Beau è un personaggio alla deriva e Aster utilizza i propri incubi, forse ingigantendoli, ma sbattendoli deliberatamente in faccia a noi tutti, che abbiamo ancora conficcate nel cervello e stampate davanti agli occhi le paure, le nevrosi e le certezze venute meno per colpa della pandemia. Quando anche noi, per un bel po’ di tempo, eravamo(?) proprio come Beau.
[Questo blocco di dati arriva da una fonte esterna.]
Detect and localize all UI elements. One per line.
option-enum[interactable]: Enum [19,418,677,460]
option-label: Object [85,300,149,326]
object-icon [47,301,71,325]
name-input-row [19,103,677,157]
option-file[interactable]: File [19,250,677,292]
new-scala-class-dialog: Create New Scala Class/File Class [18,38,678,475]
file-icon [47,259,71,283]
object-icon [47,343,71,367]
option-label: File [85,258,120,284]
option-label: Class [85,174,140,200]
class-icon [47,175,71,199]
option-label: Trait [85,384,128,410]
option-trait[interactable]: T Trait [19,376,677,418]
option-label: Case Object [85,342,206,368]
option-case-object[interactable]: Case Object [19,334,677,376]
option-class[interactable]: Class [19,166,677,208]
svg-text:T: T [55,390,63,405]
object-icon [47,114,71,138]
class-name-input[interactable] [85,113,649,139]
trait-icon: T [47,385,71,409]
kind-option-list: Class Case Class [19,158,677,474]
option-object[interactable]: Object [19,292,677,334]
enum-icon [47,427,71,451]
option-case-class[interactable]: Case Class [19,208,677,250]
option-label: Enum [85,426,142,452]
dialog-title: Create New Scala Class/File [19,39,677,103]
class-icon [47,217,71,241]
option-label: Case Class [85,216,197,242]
A cosa serve, dunque, un film come “Beau ha paura”? Serve a ricordarci che gli incubi di Aster sono anche i nostri, quelli di una società che finge di avere tutto sotto controllo, ma continua a vivere una quotidianità disillusa, stremata da violenze e psicofarmaci, imprevedibile e non all’altezza delle aspettative, soggiogati da uno sterile gioco al confronto e al massacro delle nostre identità. E, come nell’epilogo, noi tutti e Beau ci ritroviamo sempre sul patibolo, giudicati e condannati, provando a chiedere scusa e cercando vane giustificazioni come se dovessimo davvero rendere conto a chi altri. Per poi affondare, senza speranza. Preferendo affondare, piuttosto che continuare a subire un tale supplizio. E poi, siate sinceri, chi non ha mai avuto timore anche per un solo istante che ci venissero rubate le chiavi di casa, ancora attaccate alla serratura?